L’Etat perçoit les redevances minières et pétrolières sans reverser aux collectivités territoriales concernées par l’exploitation des ressources naturelles. Des irrégularités relevées dans une étude menée par le ROTAB qui a formulé d’importantes recommandations.
« Le transfert des 15% de redevances minière et pétrolière n’est pas constant et en grande partie ineffectif aux communes des régions concernées ». Tel est le résultat d’une étude exhaustive menée par le Réseau des organisations pour la transparence et l’analyse budgétaire (ROTAB). L’étude menée avec l’appui financier de l’ONG Oxfam Niger a porté sur l’effectivité et la gestion des 15% des redevances minières et pétrolières rétrocédées aux communes concernées par l’exploitation des ressources naturelles par l’Etat.
A titre illustratif, l’étude indique que pour les communes de la région d’Agadez où la société française ORANO, exploite depuis près d’un demi-siècle l’uranium, « sur 1249 330 392 FCFA à verser au titre de l’année 2009, le gouvernement n’a versé que 930 808 089 FCFA, et ce en 2011 avec deux (2) ans de retard », relève l’étude. « Les collectivités de cette région totalisent 5 années d’arriérés (2009,2010, 2016, 2017 et 2018) », ajoute la même source.
La région de Zinder qui accueille la société de raffinage du pétrole (SORAZ) « n’a pas encore bénéficié de la rétrocession des 15% de la taxe intérieure sur les produits pétroliers (TIPP) alors que la loi N°2014-11 du 16 avril 2014 (article 32) portant code pétrolier aval, donne désormais droit à la région de bénéficier effectivement des 15% de la rétrocession des recettes sur les produits pétroliers », indique l’étude.

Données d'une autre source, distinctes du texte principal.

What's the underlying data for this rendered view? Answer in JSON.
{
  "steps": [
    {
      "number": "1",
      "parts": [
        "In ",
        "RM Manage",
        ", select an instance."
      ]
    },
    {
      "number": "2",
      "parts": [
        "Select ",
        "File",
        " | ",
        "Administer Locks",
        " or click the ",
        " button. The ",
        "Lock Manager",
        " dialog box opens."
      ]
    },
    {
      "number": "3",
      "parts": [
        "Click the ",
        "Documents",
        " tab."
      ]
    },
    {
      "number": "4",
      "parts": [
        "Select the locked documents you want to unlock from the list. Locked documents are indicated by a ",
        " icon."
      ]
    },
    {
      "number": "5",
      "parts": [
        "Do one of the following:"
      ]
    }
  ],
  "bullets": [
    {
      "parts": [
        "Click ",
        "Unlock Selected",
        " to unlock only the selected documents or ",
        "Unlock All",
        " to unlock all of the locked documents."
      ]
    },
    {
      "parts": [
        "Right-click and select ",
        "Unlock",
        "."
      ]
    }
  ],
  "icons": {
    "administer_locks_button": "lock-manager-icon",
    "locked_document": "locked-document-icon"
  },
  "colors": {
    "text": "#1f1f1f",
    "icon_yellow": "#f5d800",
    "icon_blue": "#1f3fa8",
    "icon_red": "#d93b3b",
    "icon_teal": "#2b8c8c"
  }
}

Les collectivités de la région de Diffa n’échappent pas également à l’irrégularité dans la rétrocession des 15% des recettes instituées pourtant par la loi. Elles totalisent pour leur part trois années d’arriérés de 2015 à 2017.
Montants insuffisants
Au-delà de l’irrégularité dans le transfert des 15%, l’étude constate que les montants transférés aux communes « sont très insuffisants pour susciter le développement local ». Et pour cause ! « En 2012, les 46 collectivités territoriales de la région de Tillabéry se sont partagé la somme de 82 119 910 FCFA pour l’exploitation de l’or. »
L’étude relève par ailleurs « une méconnaissance des textes qui régissent la rétrocession des 15% des redevances minière/pétrolière, et un déficit d’information des citoyens sur le principe de la rétrocession des 15% des redevances, tout chose qui conduit à une gestion peu orthodoxe des fonds rétrocédés dans certaines collectivités territoriales bénéficiaires ».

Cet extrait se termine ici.